До него доходили слухи о девушке. Большинство из них, как он знал, были неправдой, но были и такие, которые заставляли его хотеть отвести ее в сторону и поговорить с ней. Она была в психиатрической больнице с десяти лет, и ее мать, более жалкое подобие человека, чем он когда-либо видел, она была рядом с ней на остановке после того, как ее освободили, чтобы рассказать ему все об этом. Он слушал ее, потому что должен был, но внутри у него все кипело, когда он думал о том, как ей нравится унижать бедную девушку.
По слухам, он впервые услышал о ней, что она что-то видела. Человек превратился в большого волка прямо перед тем, как его убили. Волк схватил ее, и спас от изнасилования не-сколькими друзьями матери. По словам Хан, он стоял во дворе, выпалывая овощи, когда увидел ее.
Билли, конечно, знал этого человека. Ты не был бы оборотнем в таком маленьком городке, не зная, кто есть кто. Билли, как и его приятель Картер и его семья, был леопардом. Но в отличие от них Билли был не в кремовых пятнах, а в черных. И, как и сказала Хан, Дональд Геймер был волком.
Дональд был очень хорошим человеком, и Билли видел, что он делает именно то, что ска-зала мать Хан. Ее дочь сказала врачам, что ее спас большой волк, и из-за этого она попала в бе-ду.
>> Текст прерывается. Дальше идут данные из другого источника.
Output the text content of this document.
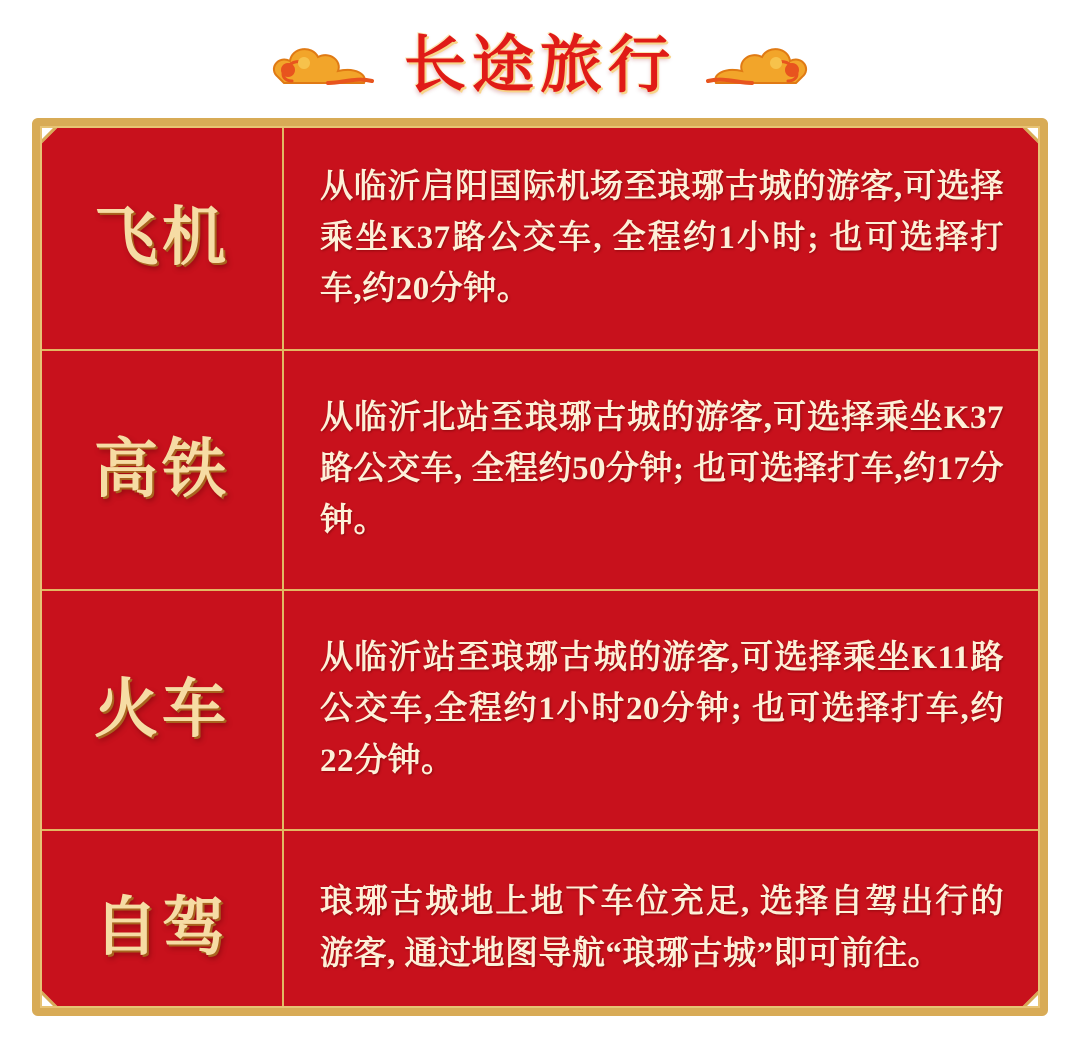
长途旅行
飞机	从临沂启阳国际机场至琅琊古城的游客,可选择乘坐K37路公交车, 全程约1小时; 也可选择打车,约20分钟。

高铁	从临沂北站至琅琊古城的游客,可选择乘坐K37路公交车, 全程约50分钟; 也可选择打车,约17分钟。

火车	从临沂站至琅琊古城的游客,可选择乘坐K11路公交车,全程约1小时20分钟; 也可选择打车,约22分钟。

自驾	琅琊古城地上地下车位充足, 选择自驾出行的游客, 通过地图导航“琅琊古城”即可前往。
Но Дональда убили, когда он отказался отдать девушку мужчинам. Он снова превратился в человека до того, как прибыла полиция, после того, как он умер, вместе с другим волком, кото-рого он убил, защищая ребенка. Беднягу Хан запихнули в сарай, но она все видела. Жестокость этого события, скорее всего, очень тяжело сказалась на ребенке.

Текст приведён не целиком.